Tarihinde Türkiye ile ilgili tek kelime iyi bir paragraf yayınlamamış dergilerin kapakları Erdoğan ile dolu son birkaç seçimde.
O derginin zihnimizi yönlendirmesine izin mi vereceğiz?
Art arda OECD’nin en yüksek büyüme oranları açıklanırken Ramazan ayında sahur vakti, bayram gününde piyasalar kapalıyken kurlar yükseliyor.
16 yıllık iktidarda her şey yolunda iken seçime birkaç ay kala “Ekonomi batıyor” diyecekler, soğanla, patatesle kararımızı değiştirecekler, tamam mı diyeceğiz?
ABD’de FETÖ’nün köpekleri sürekli video üstüne video yayınlayıp “Tüm muhalifler, haydin sandığa, aman ha” diyecekler.
“Tek amacı Erdoğan gitsin, biz de geri dönelim” diyecekler, onlara sınır kapılarını açıp buyur mu edeceğiz?
Hayatında bi dershaneden başka hiçbir yapı yönetmemiş, onun da vergilerini, SGK primlerini doğru düzgün ödeyememiş bir adama reklamla, imajla “Beklenen lider” diyecekler, tarihteki 16 büyük Türk imparatorluğunu temsil eden Cumhurbaşkanlığı forsunu ona mı teslim edeceğiz?
Türkiye’nin gurur duyduğu ne varsa, dünyadaki mazlumların umudu TİKA’yı, zor zaman güvencemiz AFAD’ı, dedemizin dizinin dibine oturup izlediğimiz ata yadigar TRT’yi, dünyaya parmak ısırtan yatırımlarımızı yıkacağız diyecekler, ellerine balyozu kendi ellerimizle mi vereceğiz?
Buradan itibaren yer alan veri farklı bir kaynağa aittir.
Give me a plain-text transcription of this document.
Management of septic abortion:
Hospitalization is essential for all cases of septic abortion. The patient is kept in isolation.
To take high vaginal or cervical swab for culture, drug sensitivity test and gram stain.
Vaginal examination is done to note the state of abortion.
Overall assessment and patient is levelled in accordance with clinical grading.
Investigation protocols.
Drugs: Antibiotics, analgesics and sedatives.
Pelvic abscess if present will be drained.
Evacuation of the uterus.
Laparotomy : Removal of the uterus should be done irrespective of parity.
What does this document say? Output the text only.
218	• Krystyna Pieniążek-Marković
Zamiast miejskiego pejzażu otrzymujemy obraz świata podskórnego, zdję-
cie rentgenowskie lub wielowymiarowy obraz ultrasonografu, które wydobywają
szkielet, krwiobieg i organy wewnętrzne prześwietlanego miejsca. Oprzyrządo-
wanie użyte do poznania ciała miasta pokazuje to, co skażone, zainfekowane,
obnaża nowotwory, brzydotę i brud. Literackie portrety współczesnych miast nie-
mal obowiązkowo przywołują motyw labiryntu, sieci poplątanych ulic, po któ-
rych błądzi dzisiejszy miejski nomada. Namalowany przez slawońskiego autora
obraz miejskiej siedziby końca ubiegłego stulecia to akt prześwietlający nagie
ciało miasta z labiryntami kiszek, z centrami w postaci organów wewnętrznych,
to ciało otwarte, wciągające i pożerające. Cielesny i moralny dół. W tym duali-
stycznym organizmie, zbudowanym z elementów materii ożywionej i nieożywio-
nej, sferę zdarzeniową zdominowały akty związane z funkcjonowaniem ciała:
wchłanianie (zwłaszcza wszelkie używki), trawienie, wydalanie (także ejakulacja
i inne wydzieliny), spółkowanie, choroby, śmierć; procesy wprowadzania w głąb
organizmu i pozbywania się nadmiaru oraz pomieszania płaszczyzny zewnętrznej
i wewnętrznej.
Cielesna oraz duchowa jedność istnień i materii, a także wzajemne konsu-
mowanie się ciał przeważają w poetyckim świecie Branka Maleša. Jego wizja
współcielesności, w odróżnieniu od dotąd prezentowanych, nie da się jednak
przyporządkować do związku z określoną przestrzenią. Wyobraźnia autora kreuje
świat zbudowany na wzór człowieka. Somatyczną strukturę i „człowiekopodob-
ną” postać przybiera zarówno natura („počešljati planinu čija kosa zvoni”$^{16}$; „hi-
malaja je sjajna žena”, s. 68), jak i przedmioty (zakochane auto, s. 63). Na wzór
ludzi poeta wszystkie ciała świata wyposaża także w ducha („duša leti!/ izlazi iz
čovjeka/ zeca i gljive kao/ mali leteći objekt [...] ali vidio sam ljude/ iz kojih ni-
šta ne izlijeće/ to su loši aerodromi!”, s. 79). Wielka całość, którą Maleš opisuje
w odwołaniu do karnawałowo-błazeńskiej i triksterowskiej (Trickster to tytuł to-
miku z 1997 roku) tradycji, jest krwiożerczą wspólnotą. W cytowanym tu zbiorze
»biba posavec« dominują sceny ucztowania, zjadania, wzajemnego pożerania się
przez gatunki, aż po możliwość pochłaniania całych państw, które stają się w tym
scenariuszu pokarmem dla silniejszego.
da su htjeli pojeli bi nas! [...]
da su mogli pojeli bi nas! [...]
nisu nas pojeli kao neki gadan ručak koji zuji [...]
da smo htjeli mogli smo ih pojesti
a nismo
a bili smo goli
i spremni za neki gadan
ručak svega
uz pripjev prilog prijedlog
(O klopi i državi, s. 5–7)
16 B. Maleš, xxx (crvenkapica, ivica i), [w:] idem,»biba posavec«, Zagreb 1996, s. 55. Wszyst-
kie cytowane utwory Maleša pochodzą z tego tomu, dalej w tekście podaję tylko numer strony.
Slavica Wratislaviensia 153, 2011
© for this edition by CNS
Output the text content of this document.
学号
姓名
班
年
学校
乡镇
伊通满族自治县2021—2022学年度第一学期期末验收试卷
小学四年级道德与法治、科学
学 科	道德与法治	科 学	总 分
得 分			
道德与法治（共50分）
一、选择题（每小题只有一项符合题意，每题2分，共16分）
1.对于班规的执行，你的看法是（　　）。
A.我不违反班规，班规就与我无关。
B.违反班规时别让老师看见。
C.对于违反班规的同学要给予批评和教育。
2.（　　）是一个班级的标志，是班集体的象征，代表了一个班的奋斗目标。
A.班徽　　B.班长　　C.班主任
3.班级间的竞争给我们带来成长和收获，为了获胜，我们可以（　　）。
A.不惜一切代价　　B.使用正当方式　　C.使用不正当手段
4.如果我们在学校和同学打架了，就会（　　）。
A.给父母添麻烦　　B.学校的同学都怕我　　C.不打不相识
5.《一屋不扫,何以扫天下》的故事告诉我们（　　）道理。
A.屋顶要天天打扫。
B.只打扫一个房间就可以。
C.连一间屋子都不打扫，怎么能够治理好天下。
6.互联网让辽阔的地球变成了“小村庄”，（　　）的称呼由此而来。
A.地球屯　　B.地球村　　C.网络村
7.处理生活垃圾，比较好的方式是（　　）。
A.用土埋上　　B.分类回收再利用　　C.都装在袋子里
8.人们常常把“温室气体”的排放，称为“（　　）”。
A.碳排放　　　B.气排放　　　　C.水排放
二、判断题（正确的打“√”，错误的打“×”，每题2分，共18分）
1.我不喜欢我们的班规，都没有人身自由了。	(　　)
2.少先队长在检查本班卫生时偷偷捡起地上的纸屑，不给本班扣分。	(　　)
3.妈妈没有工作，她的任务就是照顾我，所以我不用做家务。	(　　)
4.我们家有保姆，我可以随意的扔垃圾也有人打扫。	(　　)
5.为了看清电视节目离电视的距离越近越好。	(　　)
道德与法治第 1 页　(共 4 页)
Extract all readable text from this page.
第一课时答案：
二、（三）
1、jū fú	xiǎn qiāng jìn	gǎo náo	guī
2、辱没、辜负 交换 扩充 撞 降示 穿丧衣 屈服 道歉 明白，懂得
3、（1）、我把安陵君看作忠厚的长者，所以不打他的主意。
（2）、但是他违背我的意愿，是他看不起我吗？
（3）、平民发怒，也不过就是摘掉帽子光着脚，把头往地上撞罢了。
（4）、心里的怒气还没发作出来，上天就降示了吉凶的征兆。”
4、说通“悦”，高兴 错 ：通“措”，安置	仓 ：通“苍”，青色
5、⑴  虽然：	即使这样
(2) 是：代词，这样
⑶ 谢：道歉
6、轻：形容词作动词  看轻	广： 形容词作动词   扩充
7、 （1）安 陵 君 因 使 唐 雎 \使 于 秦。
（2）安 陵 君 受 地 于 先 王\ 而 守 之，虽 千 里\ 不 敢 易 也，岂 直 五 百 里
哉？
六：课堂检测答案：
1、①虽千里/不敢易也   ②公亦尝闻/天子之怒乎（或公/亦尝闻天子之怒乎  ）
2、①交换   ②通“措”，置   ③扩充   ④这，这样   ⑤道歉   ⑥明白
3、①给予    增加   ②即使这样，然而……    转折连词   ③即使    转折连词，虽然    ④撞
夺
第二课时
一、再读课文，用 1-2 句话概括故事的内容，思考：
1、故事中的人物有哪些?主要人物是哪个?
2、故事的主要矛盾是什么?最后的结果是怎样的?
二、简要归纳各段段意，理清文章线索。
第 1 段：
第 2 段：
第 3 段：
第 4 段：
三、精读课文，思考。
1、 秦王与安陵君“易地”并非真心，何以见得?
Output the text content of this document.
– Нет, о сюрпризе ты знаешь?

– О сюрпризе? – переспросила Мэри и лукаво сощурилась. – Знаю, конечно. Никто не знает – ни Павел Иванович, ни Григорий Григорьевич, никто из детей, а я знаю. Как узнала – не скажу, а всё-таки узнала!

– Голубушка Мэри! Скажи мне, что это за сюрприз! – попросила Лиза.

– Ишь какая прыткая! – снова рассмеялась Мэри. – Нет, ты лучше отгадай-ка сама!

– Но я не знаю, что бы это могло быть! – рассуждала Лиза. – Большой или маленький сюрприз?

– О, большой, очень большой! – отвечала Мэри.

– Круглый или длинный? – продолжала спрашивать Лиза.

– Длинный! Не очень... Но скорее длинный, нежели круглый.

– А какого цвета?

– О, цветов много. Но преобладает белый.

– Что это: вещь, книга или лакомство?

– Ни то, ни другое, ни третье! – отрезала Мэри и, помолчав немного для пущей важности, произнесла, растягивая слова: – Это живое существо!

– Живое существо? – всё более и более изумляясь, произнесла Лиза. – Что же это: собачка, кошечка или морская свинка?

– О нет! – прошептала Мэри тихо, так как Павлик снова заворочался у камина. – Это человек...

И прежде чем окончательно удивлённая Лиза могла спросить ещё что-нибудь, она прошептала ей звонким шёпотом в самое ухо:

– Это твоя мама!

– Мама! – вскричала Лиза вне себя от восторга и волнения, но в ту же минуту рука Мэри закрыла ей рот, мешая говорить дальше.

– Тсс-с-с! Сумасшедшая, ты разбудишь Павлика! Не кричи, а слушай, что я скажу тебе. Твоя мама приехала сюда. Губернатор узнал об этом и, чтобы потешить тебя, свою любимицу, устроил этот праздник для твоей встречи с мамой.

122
“Düşmanımın düşmanı benim dostumdur” omurgasızlığıyla bütün benzemezler, küresel düzenbazların desteğiyle tek bir adama saldıracaklar, biz de onun yanında durmayıp ekmeklerine yağ mı süreceğiz?
“Yeter ki Tayyip gitsin, batacaksa ülke batsın, kim gelirse gelsin” diyecekler, hırslarına esir düşüp bütün tatminlerini sadece Erdoğan’ın gidişine bağlayacaklar, biz de onlara “Tabii, zaten eksikleri de yok değildi” diyerek çanak mı tutacağız?
Yok kardeşim.
Bu iş bu kadar basit değil.
Sen şirketindeki genel müdürü görevden alacağın zaman “Kim gelirse gelsin yeter ki bu genel müdür gitsin” diyor musun?
Evindeki kiracıyı çıkarırken “İsterse terörist gelsin, yeter ki bu kiracı çıksın” diyor musun?
Bu ülke, bu devlet senin şirketinden, evinden daha mı kıymetsiz?
Bizim memleketimiz, vatanımız, milletimiz canımızdan daha kıymetli.
O yüzden kusura bakma.
Bütün bunlara bakınca aklıyla kalbini birlikte kullanan insanın kime oy vereceği o kadar belli ki…
Kimin yanında duracağımız o kadar açık ki.
***
Ha, eğer kürsüde söylenenden bu kadar etkileneceksek.
Sahneye atlayan çocuğu bile imagemaker devreye girmeden sevemeyen, kucaklayamayan bir adamı sevgi pıtırcığı zannedeceksek…
O zaman İnce’ye değil, o dokunaklı “biz anadoluyuz, böyle gördük, böyle öğrendik” diye metinlerini yazan metin yazarı her kimse ona verin oyunuzu.
Yahut imagemaker’ı kimse ona verin.
Ama 2002’den beri mecliste oturan, onlarca vekilden biri olmaktan başka bir özelliği olmayan adama “Sen daha önce nerelerdeydin” diyecek kadar gözünüz kör olmasın.
“Meclisteydim, görmediniz mi? Hatta arada Kılıçdaroğlu’nun karşısına da çıktım, oy vermediniz, onu da mı görmediniz?” derse cevap veremezsiniz.